Jean Tigana, devenu entraîneur de Monaco, intervient alors. Avec Jean-Luc Ettori, il obtient d’une banque de ramener la dette de Bellone à 500 000 euros. Il organise ensuite un jubilé à Cannes auquel participent Zinedine Zidane, Thierry Henry, Fabien Barthez, Éric Cantona et Jean-Pierre Papin. Les recettes permettent de solder le solde. « Tigana est mon frère », a déclaré Bellone. Pendant six ans, il anime des soirées loto.

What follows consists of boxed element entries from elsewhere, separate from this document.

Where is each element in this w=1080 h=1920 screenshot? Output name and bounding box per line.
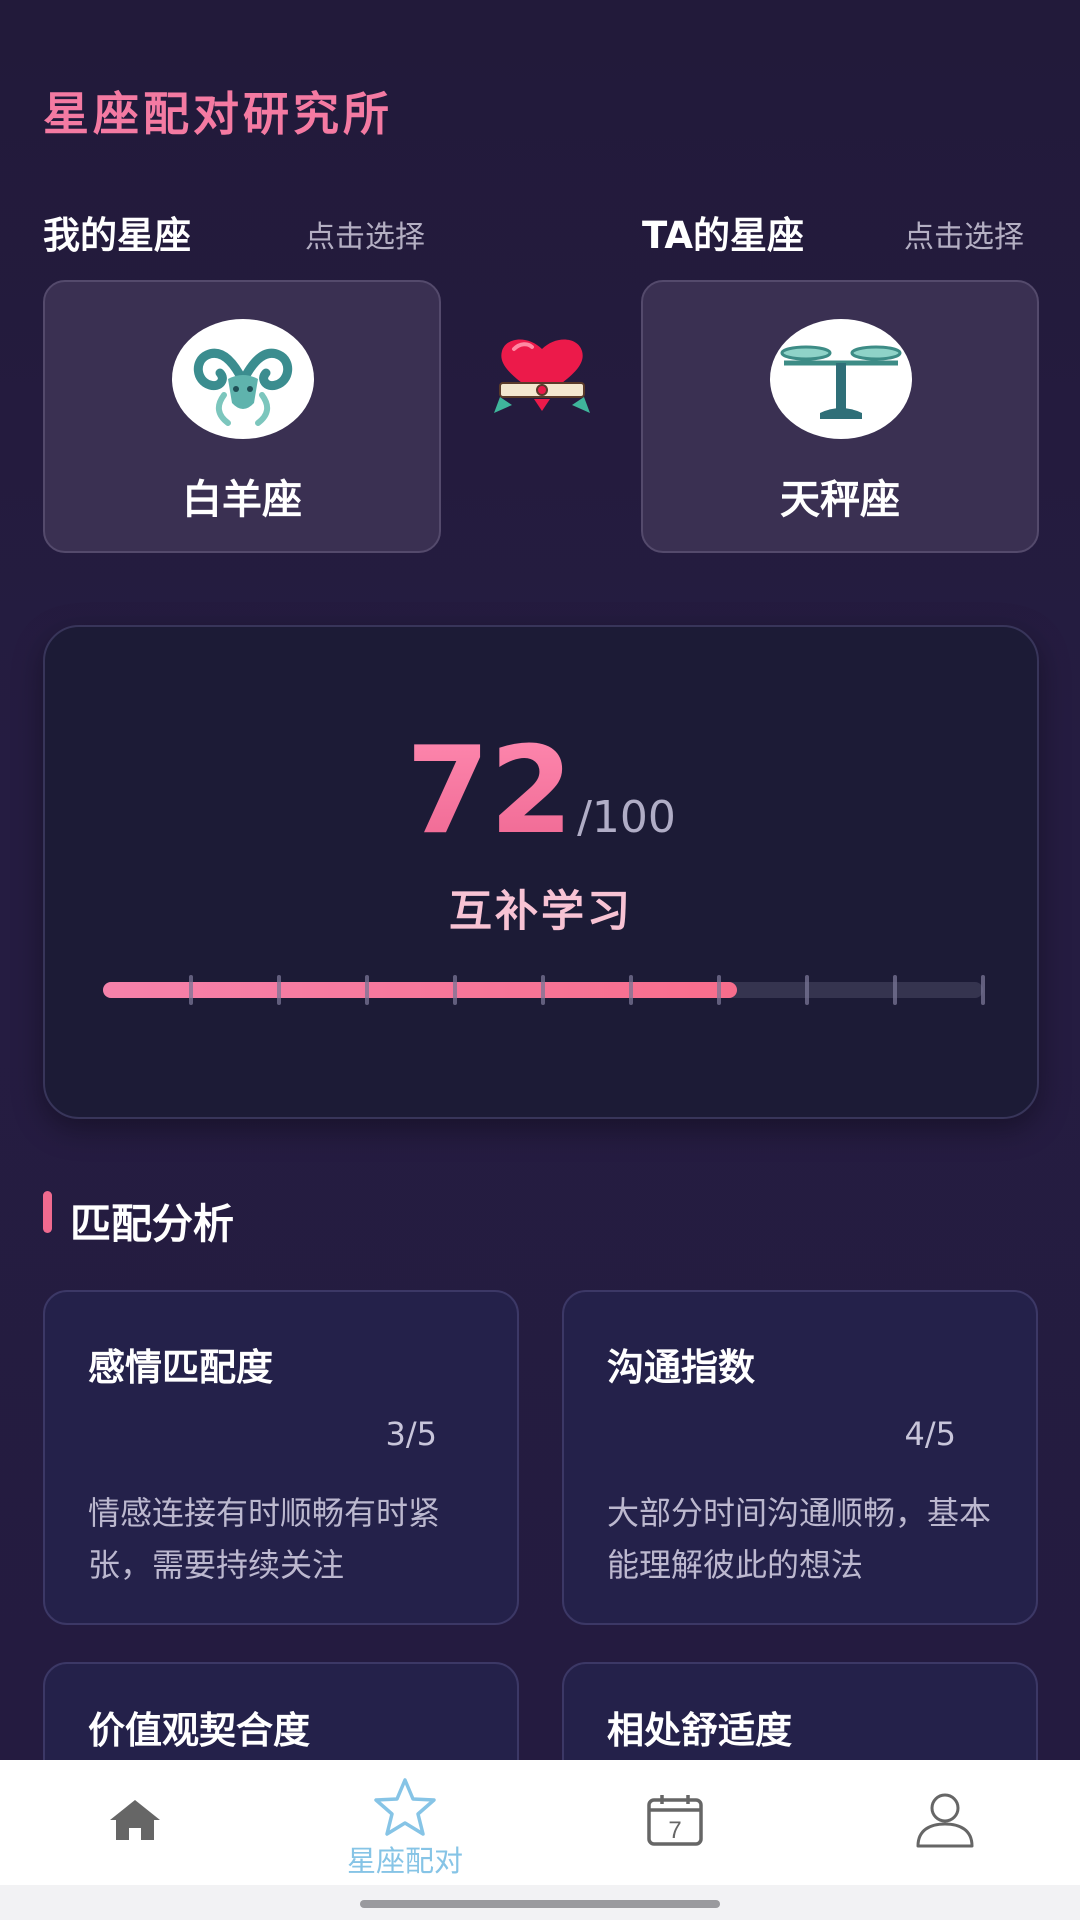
analysis-card-emotion: 感情匹配度 3/5 情感连接有时顺畅有时紧张，需要持续关注 [43,1290,519,1625]
analysis-card-desc: 大部分时间沟通顺畅，基本能理解彼此的想法 [607,1494,992,1584]
bottom-tab-bar: 星座配对 7 [0,1760,1080,1885]
analysis-card-title: 感情匹配度 [88,1346,273,1389]
match-type-label: 互补学习 [449,887,633,937]
analysis-card-title: 价值观契合度 [88,1709,310,1752]
score-progress-bar [103,975,985,1005]
progress-tick [365,975,369,1005]
analysis-card-title: 沟通指数 [607,1346,755,1389]
tab-profile[interactable] [810,1760,1080,1885]
progress-tick [805,975,809,1005]
score-progress-fill [103,982,737,998]
my-sign-header: 我的星座 [43,214,191,257]
analysis-card-desc: 情感连接有时顺畅有时紧张，需要持续关注 [88,1494,441,1584]
calendar-icon: 7 [647,1795,703,1846]
tab-label: 星座配对 [346,1844,463,1878]
progress-tick [629,975,633,1005]
score-value: 72 [406,722,574,861]
app-title: 星座配对研究所 [43,87,393,141]
libra-icon [770,319,912,439]
my-sign-select-hint[interactable]: 点击选择 [305,212,425,256]
analysis-card-score: 3/5 [385,1415,438,1453]
section-accent-bar [43,1191,52,1233]
their-sign-card[interactable]: 天秤座 [641,280,1039,553]
analysis-section-title: 匹配分析 [70,1200,234,1248]
my-sign-card[interactable]: 白羊座 [43,280,441,553]
progress-tick [717,975,721,1005]
tab-calendar[interactable]: 7 [540,1760,810,1885]
progress-tick [277,975,281,1005]
compatibility-score-card: 72/100 互补学习 [43,625,1039,1119]
their-sign-select-hint[interactable]: 点击选择 [904,212,1024,256]
analysis-card-score: 4/5 [904,1415,957,1453]
user-icon [916,1793,974,1848]
progress-tick [981,975,985,1005]
their-sign-name: 天秤座 [780,477,900,523]
home-indicator[interactable] [360,1900,720,1908]
tab-home[interactable] [0,1760,270,1885]
progress-tick [541,975,545,1005]
heart-icon [492,335,592,420]
progress-tick [453,975,457,1005]
score-total: /100 [577,792,676,843]
analysis-card-communication: 沟通指数 4/5 大部分时间沟通顺畅，基本能理解彼此的想法 [562,1290,1038,1625]
calendar-day: 7 [668,1817,681,1844]
their-sign-header: TA的星座 [642,214,805,257]
tab-match[interactable]: 星座配对 [270,1760,540,1885]
analysis-card-title: 相处舒适度 [607,1709,792,1752]
progress-tick [189,975,193,1005]
aries-icon [172,319,314,439]
my-sign-name: 白羊座 [182,477,302,523]
progress-tick [893,975,897,1005]
star-icon [374,1778,436,1836]
score-line: 72/100 [45,722,1037,861]
home-icon [110,1800,160,1840]
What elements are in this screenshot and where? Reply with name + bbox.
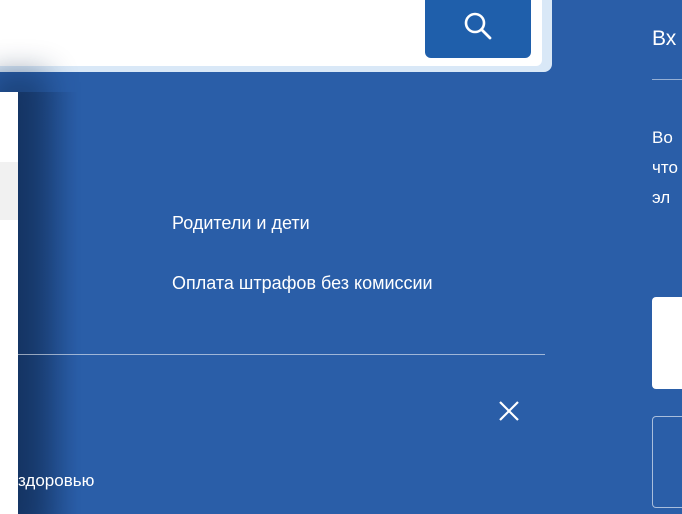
login-divider [652, 79, 682, 80]
close-button[interactable] [496, 398, 526, 428]
search-button[interactable] [425, 0, 531, 58]
close-icon [499, 401, 519, 421]
panel-shadow [18, 92, 78, 514]
menu-link-fines-payment[interactable]: Оплата штрафов без комиссии [172, 273, 433, 294]
login-button[interactable] [652, 416, 682, 508]
menu-item-health[interactable]: здоровью [18, 471, 94, 491]
login-text-line: Во [652, 128, 673, 147]
search-icon [464, 12, 492, 40]
login-input[interactable] [652, 297, 682, 389]
search-bar [0, 0, 552, 72]
login-text-line: что [652, 158, 678, 177]
background-page-band [0, 162, 18, 220]
menu-divider [18, 354, 545, 355]
login-text-line: эл [652, 188, 671, 207]
menu-link-parents-children[interactable]: Родители и дети [172, 213, 310, 234]
background-page-panel [0, 92, 18, 514]
login-title: Вх [652, 27, 677, 50]
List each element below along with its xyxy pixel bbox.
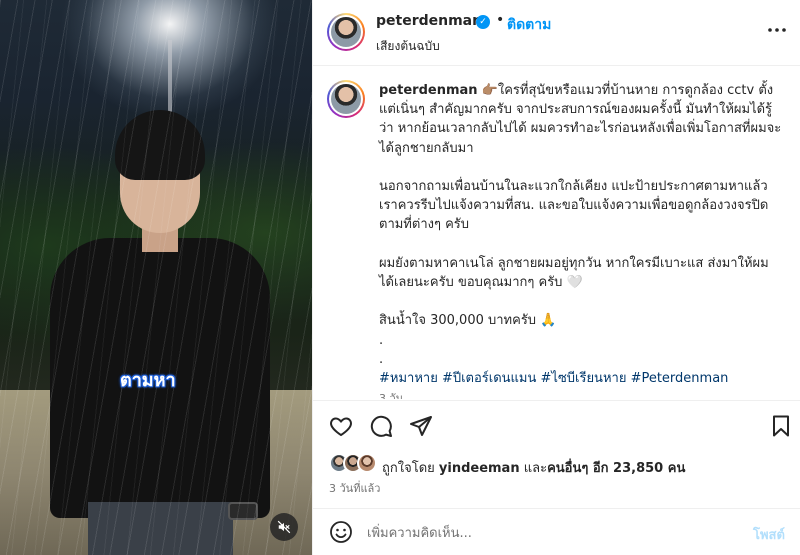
likes-user[interactable]: yindeeman xyxy=(439,461,520,476)
avatar-border xyxy=(329,15,363,49)
emoji-button[interactable] xyxy=(329,520,353,544)
post-video[interactable]: ตามหา xyxy=(0,0,312,555)
emoji-icon xyxy=(330,521,352,543)
caption-paragraph-2: นอกจากถามเพื่อนบ้านในละแวกใกล้เคียง แปะป… xyxy=(379,179,772,233)
comment-button[interactable] xyxy=(369,414,395,440)
caption-dot: . xyxy=(379,332,384,348)
likes-prefix: ถูกใจโดย xyxy=(382,461,435,476)
avatar-photo xyxy=(331,17,361,47)
save-button[interactable] xyxy=(769,414,795,440)
follow-button[interactable]: ติดตาม xyxy=(507,14,551,36)
likes-text[interactable]: ถูกใจโดย yindeeman และคนอื่นๆ อีก 23,850… xyxy=(382,457,685,478)
header-username[interactable]: peterdenman xyxy=(376,13,482,29)
likes-others-count[interactable]: คนอื่นๆ อีก 23,850 คน xyxy=(547,461,685,476)
caption-reward: สินน้ำใจ 300,000 บาทครับ 🙏 xyxy=(379,313,557,329)
video-overlay-text: ตามหา xyxy=(120,370,176,391)
likes-summary: ถูกใจโดย yindeeman และคนอื่นๆ อีก 23,850… xyxy=(313,450,800,480)
post-header: peterdenman ✓ • ติดตาม เสียงต้นฉบับ xyxy=(313,0,800,66)
more-options-button[interactable] xyxy=(765,18,789,42)
mute-button[interactable] xyxy=(270,513,298,541)
like-button[interactable] xyxy=(329,414,355,440)
comment-bar: โพสต์ xyxy=(313,508,800,555)
heart-icon xyxy=(330,417,352,437)
comment-input[interactable] xyxy=(367,522,727,544)
likes-middle: และ xyxy=(523,461,548,476)
caption-avatar[interactable] xyxy=(327,80,365,118)
avatar[interactable] xyxy=(327,13,365,51)
bookmark-icon xyxy=(773,415,789,437)
caption-time: 3 วัน xyxy=(379,392,404,399)
original-audio-link[interactable]: เสียงต้นฉบับ xyxy=(376,37,440,56)
caption-dot: . xyxy=(379,351,384,367)
avatar-border xyxy=(329,82,363,116)
liker-avatar[interactable] xyxy=(357,453,377,473)
more-horizontal-icon xyxy=(768,28,786,32)
post-timestamp[interactable]: 3 วันที่แล้ว xyxy=(329,479,380,497)
send-icon xyxy=(410,416,432,436)
caption-section: peterdenman 👉🏽ใครที่สุนัขหรือแมวที่บ้านห… xyxy=(313,67,800,399)
caption-paragraph-3: ผมยังตามหาคาเนโล่ ลูกชายผมอยู่ทุกวัน หาก… xyxy=(379,255,769,291)
header-separator: • xyxy=(496,12,505,28)
post-side-panel: peterdenman ✓ • ติดตาม เสียงต้นฉบับ pete… xyxy=(312,0,800,555)
post-comment-button[interactable]: โพสต์ xyxy=(753,524,785,545)
pointing-emoji: 👉🏽 xyxy=(481,83,498,98)
caption-username[interactable]: peterdenman xyxy=(379,83,478,98)
avatar-photo xyxy=(331,84,361,114)
action-bar xyxy=(313,400,800,450)
verified-badge-icon: ✓ xyxy=(476,15,490,29)
speaker-muted-icon xyxy=(277,520,291,534)
rain-overlay xyxy=(0,0,312,555)
share-button[interactable] xyxy=(409,414,435,440)
caption-text: peterdenman 👉🏽ใครที่สุนัขหรือแมวที่บ้านห… xyxy=(379,81,783,388)
comment-icon xyxy=(370,415,392,437)
caption-hashtags[interactable]: #หมาหาย #ปีเตอร์เดนแมน #ไซบีเรียนหาย #Pe… xyxy=(379,369,783,388)
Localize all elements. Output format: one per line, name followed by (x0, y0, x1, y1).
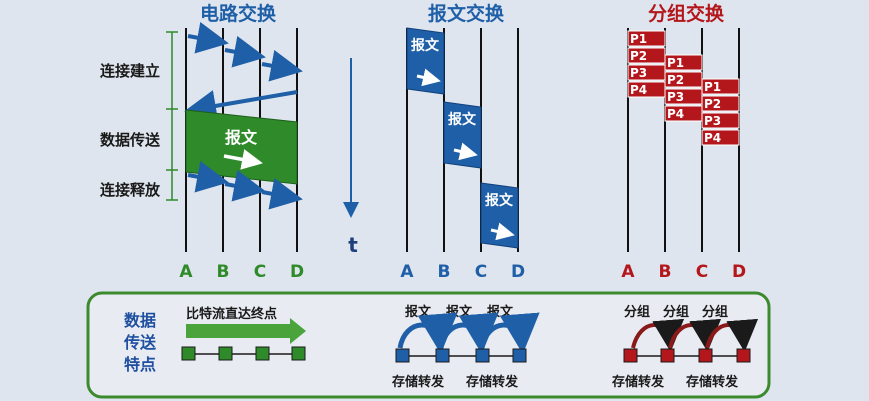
transfer-characteristics-panel: 数据 传送 特点 比特流直达终点 报文 报文 报文 存储转发 存储转发 分组 分… (86, 291, 771, 399)
store-forward-label: 存储转发 (466, 374, 519, 390)
phase-label-setup: 连接建立 (100, 62, 160, 80)
circuit-data-block (185, 109, 298, 185)
packet-label: P1 (704, 80, 721, 94)
node-label-a: A (179, 262, 193, 282)
message-switching-diagram: 报文 报文 报文 报文 A B C D (400, 27, 525, 282)
store-forward-label: 存储转发 (686, 374, 739, 390)
node-label-d: D (290, 262, 304, 282)
packet-hop-label: 分组 (663, 304, 689, 320)
node-label-a: A (621, 262, 635, 282)
node-square (218, 346, 233, 361)
packet-hop-label: 分组 (702, 304, 728, 320)
packet-label: P3 (630, 66, 647, 80)
panel-title-line3: 特点 (124, 355, 156, 374)
setup-arrow (224, 35, 266, 68)
packet-hop-label: 分组 (624, 304, 650, 320)
time-label: t (348, 233, 358, 257)
node-square (181, 346, 196, 361)
panel-title-line1: 数据 (124, 311, 156, 330)
node-label-d: D (511, 262, 525, 282)
ack-arrow (184, 90, 298, 122)
node-square (512, 348, 527, 363)
packet-label: P2 (630, 49, 647, 63)
message-hop-label: 报文 (405, 304, 432, 320)
node-square (291, 346, 306, 361)
node-label-b: B (659, 262, 672, 282)
message-hop-label: 报文 (487, 304, 514, 320)
node-label-c: C (254, 262, 266, 282)
node-label-a: A (400, 262, 414, 282)
release-arrow (224, 169, 266, 202)
store-forward-label: 存储转发 (612, 374, 665, 390)
node-label-b: B (438, 262, 451, 282)
packet-label: P4 (667, 107, 684, 121)
node-label-c: C (696, 262, 708, 282)
node-square (698, 348, 713, 363)
node-square (395, 348, 410, 363)
message-hop-label: 报文 (446, 304, 473, 320)
node-square (475, 348, 490, 363)
packet-switching-diagram: P1 P2 P3 P4 P1 P2 P3 P4 P1 P2 P3 P4 A B … (621, 28, 746, 282)
packet-label: P3 (704, 114, 721, 128)
store-forward-label: 存储转发 (392, 374, 445, 390)
release-arrow (187, 160, 229, 193)
bitstream-label: 比特流直达终点 (186, 306, 277, 322)
setup-arrow (187, 21, 229, 54)
packet-label: P3 (667, 90, 684, 104)
phase-label-release: 连接释放 (100, 181, 161, 199)
node-label-c: C (475, 262, 487, 282)
packet-label: P1 (667, 56, 684, 70)
packets-hop3: P1 P2 P3 P4 (701, 78, 740, 146)
packet-label: P4 (630, 83, 647, 97)
packet-label: P1 (630, 32, 647, 46)
node-square (435, 348, 450, 363)
phase-label-transfer: 数据传送 (100, 131, 161, 149)
message-label: 报文 (485, 192, 514, 209)
node-square (736, 348, 751, 363)
packets-hop1: P1 P2 P3 P4 (627, 30, 666, 98)
title-circuit-switching: 电路交换 (200, 2, 277, 25)
node-label-b: B (217, 262, 230, 282)
node-square (255, 346, 270, 361)
panel-title-line2: 传送 (123, 333, 157, 352)
switching-diagram: 电路交换 报文交换 分组交换 连接建立 数据传送 连接释放 报文 A B C D (86, 2, 771, 399)
packet-label: P2 (704, 97, 721, 111)
message-label: 报文 (411, 37, 440, 54)
setup-arrow (261, 49, 303, 82)
circuit-message-label: 报文 (225, 128, 258, 147)
packet-label: P2 (667, 73, 684, 87)
packets-hop2: P1 P2 P3 P4 (664, 54, 703, 122)
title-message-switching: 报文交换 (428, 2, 505, 25)
title-packet-switching: 分组交换 (648, 2, 725, 25)
node-label-d: D (732, 262, 746, 282)
message-label: 报文 (448, 111, 477, 128)
node-square (660, 348, 675, 363)
packet-label: P4 (704, 131, 721, 145)
circuit-switching-diagram: 连接建立 数据传送 连接释放 报文 A B C D (100, 21, 304, 282)
node-square (623, 348, 638, 363)
release-arrow (261, 177, 303, 210)
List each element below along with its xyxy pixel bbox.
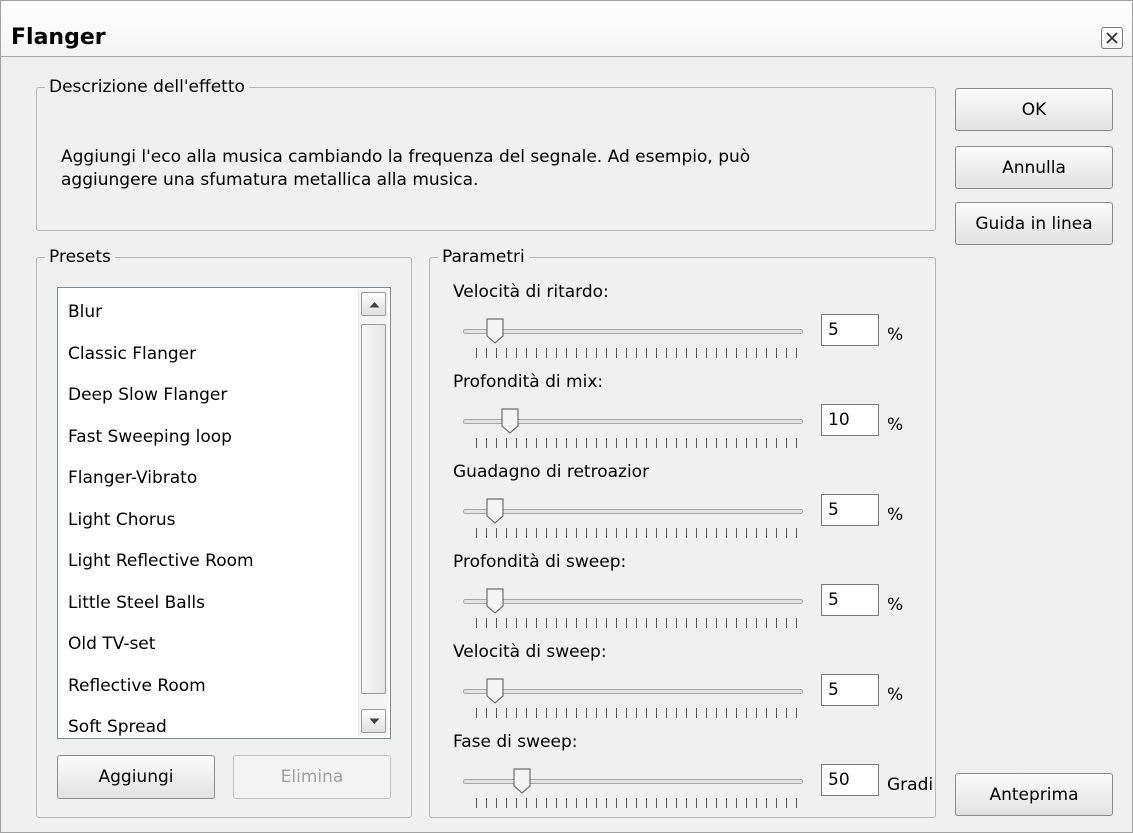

En 2007, la mairie du Cannet lui propose un poste.
1982, 1986 : deux Coupes du monde
Bellone participe à la Coupe du monde 1982 en Espagne, où la France termine quatrième après la défaite contre l’Allemagne à Séville. Il est alors remplaçant, rarement titulaire. En 1986 au Mexique, il figure dans le groupe qui atteint la troisième place.
Au quart de finale contre le Brésil à Guadalajara, la séance de tirs au but est engagée. Bellone est le troisième tireur français. Sa frappe heurte le poteau gauche d’Edinho, rebondit sur le gardien Carlos et entre dans le but. La France s’impose 4-3 et se qualifie. « Mes jambes faisaient la samba », a-t-il déclaré. En demi-finale, la France s’incline face à la RFA, avant de battre la Belgique pour la médaille de bronze. En 1985, il avait également remporté la Coupe intercontinentale des Nations avec les Bleus, et le Tournoi de France en 1988. Son bilan international : 34 sélections, 2 buts, entre 1981 et 1988.